I'm not spending the additional 34min apparently required to find out what in the world they think neural network training actually is that it could ever possibly involve strategy on the part of the network, but I'm willing to bet it's extremely dumb.
I'm almost certain I've seen EY catch shit on twitter (from actual ml researchers no less) for insinuating something very similar.
I conclude that scheming is a disturbingly plausible outcome of using baseline machine learning methods to train goal-directed AIs sophisticated enough to scheme (my subjective probability on such an outcome, given these conditions, is ~25%).
Yes we could just shoot the severs, but what if the AI develops an anti-bullet shield, and then we shoot it with anti-bullet shield bullets, and then it creates an anti-bullet shield bullet bullet shield, and then, ... and then ...
Anyway, those kinds of kids reality free, imagination games of move and counter move were pretty cool when you were 8 years old.
Sorry got distracted a bit and just wanted to share, not related to the topic at hand.

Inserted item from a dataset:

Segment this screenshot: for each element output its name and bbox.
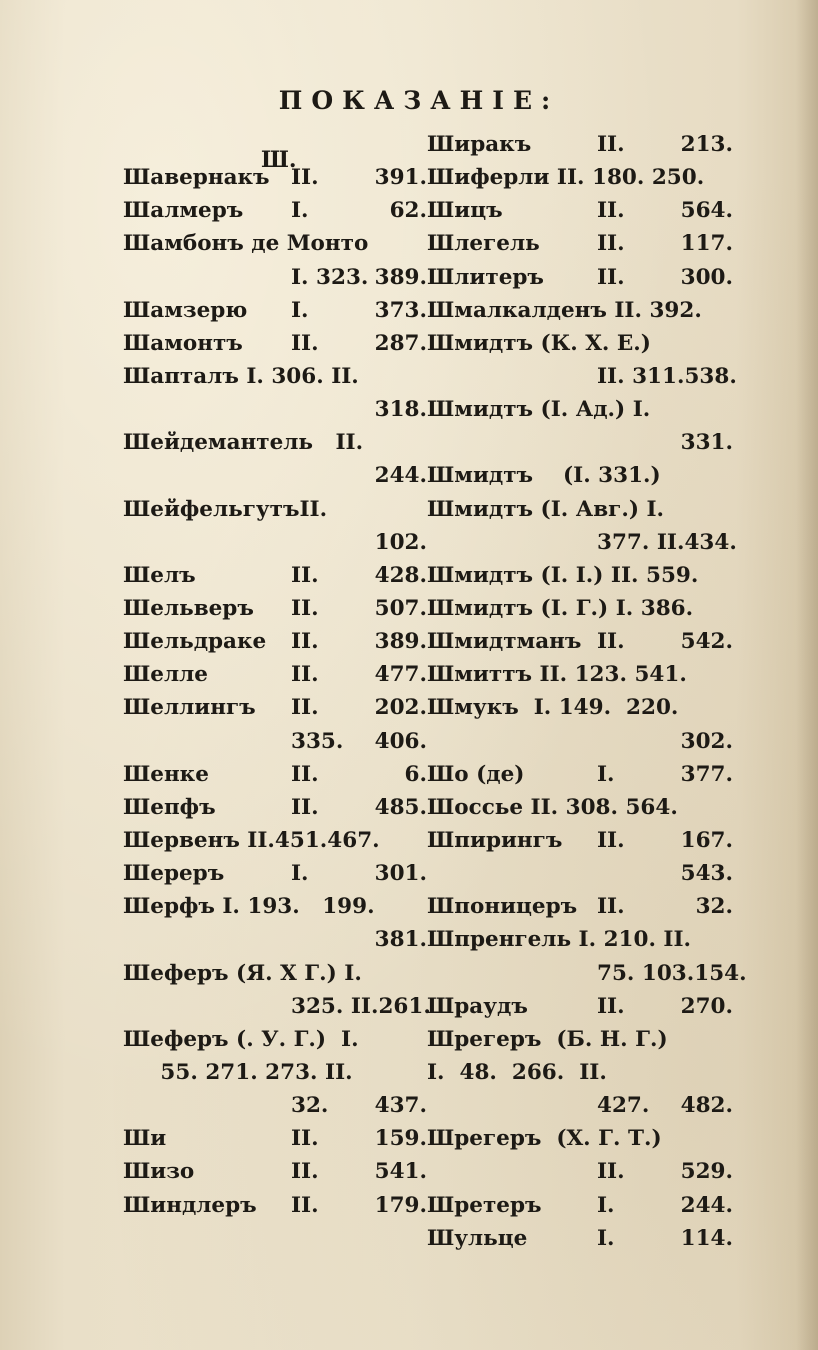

this kinda happened with antitank weapons and highest iteration now is antitank missile paired with anti-anti-antitank missile. it's rpg-30, russian wunderwaffe manufactured in symbolic numbers which only caused western militaries to develop countermeasures and was never used on large scale in any war
That reminds me of the star wars missile defense system, which according to some stories was never real and just intended to make the Soviets waste a lot of resources on trying to counter it.